Greg Demarque from Executive Magazine interviewed five Lebanese women defying gender stereotypes and working in professions heavily dominated by men. Elsy Abou Zeid is a Mechanical Technician at Volvo, Cynthia Bitar is the owner and executive chef at Nazira Catering, Rola Hoteit works as a MEA pilot, Nancy Arbid is an aerospace engineer and Diana Salameh is a winemaker at Domaine Wardy.
Check out the full article [here] and let’s hope that we won’t be needing an International Women’s Day to recognize the importance of women and acknowledge their rights.
Fadl Shaker is no longer hiding in Ain el Helwe, he is now giving TV interviews and trying to make us forget what he did with Al Assir a couple of years ago. I only have one thing to say here: Shaker is directly or indirectly responsible for killing Lebanese army soldiers, is charged with inciting sectarian hatred and undermining the reputation of the Lebanese Army.
Fadl Shaker belongs in prison and the authorities should figure out a way to arrest him.
Hiba Tawaji impressed the judges again but NOG’s performance is a proof that thing will only get more difficult for Hiba and it’s not as easy as people thought it would be. The other competitor of Lebanese origin Lea Tchena also advanced to the next round and won her battle.
The Sisters show has begun and the first episode is as expected, a pointless meaningless TV show and an insult to our intelligence. I was only able to watch 15 minutes of the 50-minute long episode and here’s what I’ve learned:
– One of the sisters is a reckless driver and couldn’t figure out that the car ran out of fuel.
– The older sister thinks she’s French and has the most popular blog on Instagram (Still can’t figure that out).
– One of the sisters has a terrible voice.
– Farah is the cutest of the three sisters. It wasn’t that hard to figure out
A London-based Islamist and a friend of Ayman el Zawahiri didn’t like the fact that Lebanese TV host Rima Karaki asked him politely to stick to the topic of discussion, so he asked her to shut up. That’s when Rima decided to silence the Sheikh and stop the interview. I think she did good and let this be a lesson to every religious person (and anyone for that sake) disrespecting female talk show hosts.

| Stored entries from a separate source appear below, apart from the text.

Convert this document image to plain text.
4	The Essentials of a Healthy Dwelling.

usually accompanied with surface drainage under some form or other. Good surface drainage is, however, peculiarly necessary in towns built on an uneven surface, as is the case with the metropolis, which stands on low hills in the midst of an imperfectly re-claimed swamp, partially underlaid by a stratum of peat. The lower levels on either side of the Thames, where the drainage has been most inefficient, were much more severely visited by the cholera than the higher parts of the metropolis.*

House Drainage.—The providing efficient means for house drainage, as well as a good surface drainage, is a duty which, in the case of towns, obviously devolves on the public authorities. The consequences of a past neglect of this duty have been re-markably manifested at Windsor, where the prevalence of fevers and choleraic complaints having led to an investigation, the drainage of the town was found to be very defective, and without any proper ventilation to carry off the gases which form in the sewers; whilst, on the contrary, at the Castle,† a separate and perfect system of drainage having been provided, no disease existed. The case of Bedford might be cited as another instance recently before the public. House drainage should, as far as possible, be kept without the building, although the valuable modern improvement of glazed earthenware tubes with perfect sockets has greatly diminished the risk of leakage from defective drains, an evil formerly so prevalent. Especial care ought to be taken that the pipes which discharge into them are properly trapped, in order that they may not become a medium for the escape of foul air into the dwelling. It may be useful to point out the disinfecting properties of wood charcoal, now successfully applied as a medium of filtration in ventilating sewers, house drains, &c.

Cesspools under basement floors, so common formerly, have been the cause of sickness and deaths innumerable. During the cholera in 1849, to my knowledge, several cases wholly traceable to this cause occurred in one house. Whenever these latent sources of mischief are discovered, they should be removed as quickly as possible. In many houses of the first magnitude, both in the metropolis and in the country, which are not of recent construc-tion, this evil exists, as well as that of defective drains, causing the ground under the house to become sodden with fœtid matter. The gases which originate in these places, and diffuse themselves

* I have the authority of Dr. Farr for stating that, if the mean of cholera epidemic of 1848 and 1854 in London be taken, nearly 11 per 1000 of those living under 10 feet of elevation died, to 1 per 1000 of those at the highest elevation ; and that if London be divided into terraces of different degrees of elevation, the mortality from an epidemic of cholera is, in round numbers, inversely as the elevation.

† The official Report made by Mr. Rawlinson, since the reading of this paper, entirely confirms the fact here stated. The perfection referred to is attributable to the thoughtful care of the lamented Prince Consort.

Instead of tackling homosexuality in Lebanon in an objective and scientific matter, OTV decided to promote the show by asking whether homosexuality is a fashion trend or an illness. In order to be fair, I did bother and watch the show and while the doctors and Pierre Bou Saab were mostly spot on and made sense, the host kept asking the wrong questions and making wrong assumptions and over-generalizing.
Homosexuality is not a trend nor an illness and people don’t choose to become gay. While people are affected by environmental and social factors, almost everyone agrees that sexual orientation has nothing to do with choice, and even if it did, no one is entitled to judge others based on that or call it an illness. Moreover, I don’t know why she assumed that more Lebanese recently are rejecting this “weird phenomenon” as she calls it. There aren’t any studies or surveys to prove that and if that’s the case, awareness is much needed then. We shouldn’t portray gay people as being different or weird and we should help them in their struggle against ignorance and hatred.
On another note, the host didn’t even know what LGBT stands for and thought it was a cool term gay people use nowadays. She also said biosexual instead of bisexual in the first part (Between Minute 3:20 and 3:35) and the doctor corrected her. I’m glad she didn’t bring any religious people but the show didn’t send out the right message and promoting it the way they did was a bad move.